Cette stratégie ambitieuse vise à assurer une suprématie opérationnelle aussi bien dans la haute intensité que dans le champ de l’influence. Cette politique étant nécessairement très coûteuse, la nouvelle administration du Président Trump a donc engagé une rationalisation de son effort de guerre, ce qui entraîne une baisse significative du financement de plusieurs programmes de Security Force Assistance. Pour faire mieux, le président américain veut diminuer l’éparpillement de ses ressources et cherche à partager le fardeau de la sécurité mondiale en se désengageant de zones moins stratégiques pour les Américains. Voulant renvoyer d’autres puissances ou organisations internationales face à leurs responsabilités, les Américains laissent penser que l’Afrique et l’Europe ne font plus partie de leurs priorités stratégiques. Parallèlement à cela, des puissances telles que la Chine, la Russie et l’Iran gagnent des parts de marchés dans le domaine de l’influence en développant leur propre stratégie de coopération.
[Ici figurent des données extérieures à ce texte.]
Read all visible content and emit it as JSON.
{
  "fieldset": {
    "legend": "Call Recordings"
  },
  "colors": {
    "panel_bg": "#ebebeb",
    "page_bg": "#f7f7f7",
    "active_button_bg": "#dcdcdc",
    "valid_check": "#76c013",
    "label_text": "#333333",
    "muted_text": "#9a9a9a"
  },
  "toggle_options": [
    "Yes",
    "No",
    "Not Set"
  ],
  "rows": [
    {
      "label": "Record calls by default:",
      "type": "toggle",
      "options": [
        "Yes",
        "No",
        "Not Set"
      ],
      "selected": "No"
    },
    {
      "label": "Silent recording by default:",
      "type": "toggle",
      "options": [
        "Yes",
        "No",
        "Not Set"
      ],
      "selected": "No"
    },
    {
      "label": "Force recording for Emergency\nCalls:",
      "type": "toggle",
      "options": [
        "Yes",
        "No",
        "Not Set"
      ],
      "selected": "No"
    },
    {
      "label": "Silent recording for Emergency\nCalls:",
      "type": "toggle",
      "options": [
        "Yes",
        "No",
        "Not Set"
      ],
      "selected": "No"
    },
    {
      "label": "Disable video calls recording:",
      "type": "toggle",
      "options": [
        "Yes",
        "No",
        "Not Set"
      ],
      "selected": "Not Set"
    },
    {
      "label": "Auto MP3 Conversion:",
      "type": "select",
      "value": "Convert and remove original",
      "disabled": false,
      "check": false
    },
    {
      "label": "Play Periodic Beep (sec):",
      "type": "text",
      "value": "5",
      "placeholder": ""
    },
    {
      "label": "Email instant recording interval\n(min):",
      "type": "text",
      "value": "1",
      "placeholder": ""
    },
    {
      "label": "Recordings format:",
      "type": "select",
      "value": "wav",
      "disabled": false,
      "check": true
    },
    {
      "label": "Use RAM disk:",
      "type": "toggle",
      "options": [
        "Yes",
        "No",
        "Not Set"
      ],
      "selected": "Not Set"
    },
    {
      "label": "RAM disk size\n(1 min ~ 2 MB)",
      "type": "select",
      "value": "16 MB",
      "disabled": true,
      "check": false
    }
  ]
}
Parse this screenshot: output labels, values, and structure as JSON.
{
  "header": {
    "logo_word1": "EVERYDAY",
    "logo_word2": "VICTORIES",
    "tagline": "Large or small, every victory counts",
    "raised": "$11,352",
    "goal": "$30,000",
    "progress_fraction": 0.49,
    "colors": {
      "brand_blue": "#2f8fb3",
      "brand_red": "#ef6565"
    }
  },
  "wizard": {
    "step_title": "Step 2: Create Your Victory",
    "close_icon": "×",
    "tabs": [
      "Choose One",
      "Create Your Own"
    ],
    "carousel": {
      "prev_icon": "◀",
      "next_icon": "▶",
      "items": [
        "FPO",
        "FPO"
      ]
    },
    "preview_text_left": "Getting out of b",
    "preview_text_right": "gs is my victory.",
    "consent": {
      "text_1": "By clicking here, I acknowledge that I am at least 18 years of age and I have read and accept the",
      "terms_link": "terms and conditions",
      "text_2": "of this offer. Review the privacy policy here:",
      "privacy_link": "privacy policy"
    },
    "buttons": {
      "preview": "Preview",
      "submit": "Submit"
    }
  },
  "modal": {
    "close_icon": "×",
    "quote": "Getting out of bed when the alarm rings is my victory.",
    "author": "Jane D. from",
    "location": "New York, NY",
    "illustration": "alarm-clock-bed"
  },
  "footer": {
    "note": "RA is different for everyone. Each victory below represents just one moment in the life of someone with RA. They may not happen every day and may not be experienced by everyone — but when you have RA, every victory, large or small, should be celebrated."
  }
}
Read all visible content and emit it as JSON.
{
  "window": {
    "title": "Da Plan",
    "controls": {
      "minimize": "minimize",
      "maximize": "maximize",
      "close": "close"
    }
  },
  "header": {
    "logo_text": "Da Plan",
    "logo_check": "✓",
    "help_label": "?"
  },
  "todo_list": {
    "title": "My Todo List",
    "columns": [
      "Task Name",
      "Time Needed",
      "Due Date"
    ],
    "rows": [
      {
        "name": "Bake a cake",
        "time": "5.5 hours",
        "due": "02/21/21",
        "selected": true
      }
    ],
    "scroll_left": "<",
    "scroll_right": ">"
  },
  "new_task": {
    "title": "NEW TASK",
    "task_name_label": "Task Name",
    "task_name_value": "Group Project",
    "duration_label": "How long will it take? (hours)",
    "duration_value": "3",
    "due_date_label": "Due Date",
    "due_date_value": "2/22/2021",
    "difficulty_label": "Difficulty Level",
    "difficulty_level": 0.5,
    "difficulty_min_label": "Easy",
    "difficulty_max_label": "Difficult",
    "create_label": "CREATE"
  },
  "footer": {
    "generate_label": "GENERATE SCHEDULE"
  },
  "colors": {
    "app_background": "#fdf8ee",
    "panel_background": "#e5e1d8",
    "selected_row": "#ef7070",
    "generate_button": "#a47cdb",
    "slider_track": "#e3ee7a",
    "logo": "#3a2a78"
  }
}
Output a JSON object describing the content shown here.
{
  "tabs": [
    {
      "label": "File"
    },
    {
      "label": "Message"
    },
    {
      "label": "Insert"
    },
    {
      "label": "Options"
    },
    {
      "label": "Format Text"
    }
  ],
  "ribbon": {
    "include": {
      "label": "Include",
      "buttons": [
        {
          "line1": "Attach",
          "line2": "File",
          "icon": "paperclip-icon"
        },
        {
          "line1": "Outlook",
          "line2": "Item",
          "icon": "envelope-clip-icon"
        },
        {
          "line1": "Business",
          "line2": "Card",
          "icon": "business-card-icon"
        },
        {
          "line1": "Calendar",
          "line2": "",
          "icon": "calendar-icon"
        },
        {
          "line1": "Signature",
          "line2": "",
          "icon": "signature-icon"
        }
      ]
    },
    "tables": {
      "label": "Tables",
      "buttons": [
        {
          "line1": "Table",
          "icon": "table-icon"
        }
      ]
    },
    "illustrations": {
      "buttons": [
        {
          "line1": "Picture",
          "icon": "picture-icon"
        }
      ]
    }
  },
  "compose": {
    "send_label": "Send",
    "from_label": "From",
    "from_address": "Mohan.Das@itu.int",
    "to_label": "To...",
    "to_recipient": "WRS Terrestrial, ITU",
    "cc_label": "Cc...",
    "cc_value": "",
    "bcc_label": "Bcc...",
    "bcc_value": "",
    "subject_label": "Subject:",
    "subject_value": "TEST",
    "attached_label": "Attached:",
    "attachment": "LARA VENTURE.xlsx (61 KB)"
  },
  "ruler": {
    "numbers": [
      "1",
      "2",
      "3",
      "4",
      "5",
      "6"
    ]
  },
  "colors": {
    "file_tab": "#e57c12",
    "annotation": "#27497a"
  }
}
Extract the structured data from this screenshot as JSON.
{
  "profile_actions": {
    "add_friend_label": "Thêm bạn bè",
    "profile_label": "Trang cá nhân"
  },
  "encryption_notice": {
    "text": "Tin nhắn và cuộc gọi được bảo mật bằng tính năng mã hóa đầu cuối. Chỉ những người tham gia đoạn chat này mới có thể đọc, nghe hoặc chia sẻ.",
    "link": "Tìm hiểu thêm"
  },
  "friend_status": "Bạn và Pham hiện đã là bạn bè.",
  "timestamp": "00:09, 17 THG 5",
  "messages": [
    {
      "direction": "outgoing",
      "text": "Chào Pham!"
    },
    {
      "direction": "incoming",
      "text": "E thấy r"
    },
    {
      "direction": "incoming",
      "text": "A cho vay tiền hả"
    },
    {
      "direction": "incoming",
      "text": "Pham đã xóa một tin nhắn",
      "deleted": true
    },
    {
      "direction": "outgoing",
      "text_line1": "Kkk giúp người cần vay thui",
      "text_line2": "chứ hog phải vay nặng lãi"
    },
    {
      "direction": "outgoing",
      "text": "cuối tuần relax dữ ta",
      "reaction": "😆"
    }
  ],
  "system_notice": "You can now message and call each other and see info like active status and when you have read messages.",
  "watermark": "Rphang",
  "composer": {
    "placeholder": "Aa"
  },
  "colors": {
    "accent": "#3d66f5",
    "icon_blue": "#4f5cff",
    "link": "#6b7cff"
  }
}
Dans ce nouveau contexte, une forme de nécessité d’agir se dessine pour la France, qui, du fait de son histoire et de ses atouts, paraît être un des pays les mieux placés pour équilibrer cette situation. La période actuelle serait donc favorable à la redéfinition d’une stratégie d’influence et d’action française, qui pourrait d’ailleurs se transformer en véritable opportunité pour l’ensemble de l’Union européenne.
L’enjeu n’est plus seulement de conquérir la puissance mais de la conserver. Il s’agit désormais de créer une stabilité durable dans les zones d’intérêts comme au sein des pays fragilisés. L’objectif est d’éviter l’effondrement de nos remparts stratégiques, de nos partenaires. La résolution d’une crise ne s’obtient plus seulement par une victoire décisive et stratégique, car les États ne sont plus les seuls juges de la victoire. En effet, l’opinion publique est le véritable enjeu et l’Histoire, que l’on croyait enterrée avec la chute du Rideau de fer, est ressuscitée avec un retour des idéologies, notamment à travers les religions. Dans ce nouveau contexte, le spectre de l’arme nucléaire et l’émergence de guerres toujours plus « totales » condamnent l’idée d’une bataille terminale, tout comme celle d’une victoire pleine et entière. Ainsi, une stratégie fondée uniquement sur l’emploi de la force ne paraît plus suffisante et il semble plus pertinent de rechercher à atteindre un certain degré de victoire. Cela passera d’une part, par une victoire collective et d’autre part, par l’acceptation forcée de la défaite par l’ennemi, non pas selon nos critères, mais selon les siens. Ainsi, pour empêcher l’ennemi d’atteindre ses propres objectifs et de réaliser son intention, il faut être capable de dissuader et de prévenir une crise tout en conservant la possibilité d’agir vite avec un panel d’actions et d’effets plus large que ceux habituellement utilisés. Il faut préférer une stratégie d’anticipation à une stratégie de réaction inconditionnée.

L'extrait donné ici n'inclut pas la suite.